Panetta questions why Pakistan is prosecuting doctor who helped find bin Laden

The World

Defense Secretary Leon Panetta’s latest remarks about the raid into Pakistan that killed Osama bin Laden aren’t helping to improve relations with the important Asian nation.

In a CBS “60 Minutes” interview aired on Sunday, Panetta reiterated that someone in the Pakistani government must have known where bin Laden was hiding. The Pentagon chief also admitted for the first time that a Pakistani doctor helped the CIA last year at bin Laden’s compound.

Panetta, who was in charge of the CIA when Navy SEALs conducted the raid, expressed concern for the doctor, who’s been arrested by Pakistani officials and charged with treason, wondering why the Pakistani government would prosecute someone, Pakistani doctor Shakeel Afridi, who helped kill a wanted fugitive.

Afridi faces treason charges for running a fake vaccination program as a way to gain access to bin Laden’s compound for the CIA — and procure DNA that could be used to verify bin Laden's presence. Panetta told “60 Minutes” he worried about how Afridi is being treated.

“This was an individual who in fact helped provide intelligence that was very helpful with regards to this operation,” Panetta said. “He was not in any way treasonous towards Pakistan, he was not in any way doing anything that would have undermined Pakistan. As a matter of fact, Pakistan and the United States have a common cause here against terrorism. And for them to take this kind of action against someone who was helping to go after terrorism, I just think, it was a real mistake on their part.”

Pakistan was embarrassed by the raid and accused the US of violating its sovereignty.

Anti-American sentiment already was running high — a Gallup poll suggested 85 percent of Pakistanis disapproved of U.S. leadership. It wasn’t always like that.

“I have been to America when I was a young officer. I did one of the training courses there and that was the F-16. I have some very fond memories of the people I interacted with,” said Retired Pakistani Air Force Marshall Shahad Latif.

Latif remembered working side-by-side with American pilots, learning to fly U.S.-made warplanes. But Latif said those years of teamwork don't give Panetta the right to criticize Pakistan for its treatment of Afridi — someone who Latif thinks must face consequences for working for the CIA.
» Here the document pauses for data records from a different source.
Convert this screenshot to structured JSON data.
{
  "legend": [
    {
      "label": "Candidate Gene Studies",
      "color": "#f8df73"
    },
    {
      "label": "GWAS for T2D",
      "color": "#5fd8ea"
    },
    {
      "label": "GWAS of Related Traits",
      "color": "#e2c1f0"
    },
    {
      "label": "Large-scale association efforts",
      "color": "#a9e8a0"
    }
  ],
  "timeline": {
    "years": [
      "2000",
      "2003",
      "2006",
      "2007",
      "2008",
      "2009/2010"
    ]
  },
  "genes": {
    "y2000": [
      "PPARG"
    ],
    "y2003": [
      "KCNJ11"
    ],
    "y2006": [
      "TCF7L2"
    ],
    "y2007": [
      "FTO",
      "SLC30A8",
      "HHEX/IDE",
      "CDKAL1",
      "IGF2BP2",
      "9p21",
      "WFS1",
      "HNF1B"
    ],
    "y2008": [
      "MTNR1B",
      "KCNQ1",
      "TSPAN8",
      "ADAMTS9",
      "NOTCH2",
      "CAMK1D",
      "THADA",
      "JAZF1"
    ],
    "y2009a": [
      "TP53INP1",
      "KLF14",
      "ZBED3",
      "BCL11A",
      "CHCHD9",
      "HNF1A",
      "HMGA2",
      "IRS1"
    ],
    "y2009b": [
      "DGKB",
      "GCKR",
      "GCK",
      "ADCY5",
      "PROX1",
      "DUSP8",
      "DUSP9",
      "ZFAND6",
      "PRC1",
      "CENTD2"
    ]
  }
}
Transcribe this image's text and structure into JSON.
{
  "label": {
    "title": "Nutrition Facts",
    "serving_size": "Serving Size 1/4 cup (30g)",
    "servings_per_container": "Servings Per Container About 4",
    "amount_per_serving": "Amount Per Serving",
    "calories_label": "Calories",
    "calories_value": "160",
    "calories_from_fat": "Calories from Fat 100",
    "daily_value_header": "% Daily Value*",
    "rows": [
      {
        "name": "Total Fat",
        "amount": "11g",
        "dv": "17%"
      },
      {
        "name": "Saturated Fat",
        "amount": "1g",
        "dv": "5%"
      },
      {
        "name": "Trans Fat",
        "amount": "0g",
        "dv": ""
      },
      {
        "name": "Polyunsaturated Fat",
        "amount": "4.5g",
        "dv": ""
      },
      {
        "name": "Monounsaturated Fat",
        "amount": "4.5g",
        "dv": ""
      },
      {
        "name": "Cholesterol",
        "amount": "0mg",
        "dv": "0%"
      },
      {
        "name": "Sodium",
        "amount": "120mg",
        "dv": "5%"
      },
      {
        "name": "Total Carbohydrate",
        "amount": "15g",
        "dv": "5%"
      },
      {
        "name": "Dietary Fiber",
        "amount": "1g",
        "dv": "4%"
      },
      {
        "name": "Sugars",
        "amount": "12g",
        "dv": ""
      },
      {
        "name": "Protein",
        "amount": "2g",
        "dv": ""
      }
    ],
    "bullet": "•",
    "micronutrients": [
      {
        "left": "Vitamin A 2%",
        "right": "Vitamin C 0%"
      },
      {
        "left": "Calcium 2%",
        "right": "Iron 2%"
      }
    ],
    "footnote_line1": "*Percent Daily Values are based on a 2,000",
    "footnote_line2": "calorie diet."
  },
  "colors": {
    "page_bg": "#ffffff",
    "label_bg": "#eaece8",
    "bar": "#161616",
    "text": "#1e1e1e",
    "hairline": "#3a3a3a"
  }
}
But why would anyone be angry with a man who apparently helped the world get rid of Osama bin Laden?

“This is a difficult proposition. But apparently the fact he passed information, I think he does come in the bracket of a traitor,” Latif said.

Political analyst Imitaz Gul took a similarly hard line. It doesn’t matter to Gul that Afridi’s apparent target was bin Laden — it matters that he was passing secrets to the U.S. and withholding them from Pakistani authorities.

“You know, it’s really easy to argue against it or argue for it. But it depends who is arguing it. The Americans probably think they can probably get away with everything,” Gul said.

Gul knows American officials have lost faith in Pakistani intelligence — believing they actively cooperate with sections of the Taliban in Afghanistan. And in the “60 Minutes” interview, Panetta said while he had no evidence, he believed someone in the Pakistani government knew bin Laden was hiding in their country.

There are plenty of bad feelings on both sides, said Gul — not made any better by a November cross border clash with U.S. troops that left 24 Pakistani soldiers dead.

“These relations continue to suffer from mistrust. So as long as this perception stays, I think there will be enough reason for the Americans to be wary or suspicious of the Pakistani establishment and the Pakistani establishment on its part is suspicious of the American long-term planning,” Gul said.

There have been some attempts to repair relations. U.S. drones are reportedly flying over northern Pakistan again. And the parliament in Islamabad seems poised to reopen the border crossings for NATO supplies that were closed by Pakistan in an act of retaliation.

Still, the resentment toward America doesn’t appear to be dissipating. And that probably means the Pakistani doctor who helped the CIA bag bin Laden shouldn’t expect to get off lightly in his own country.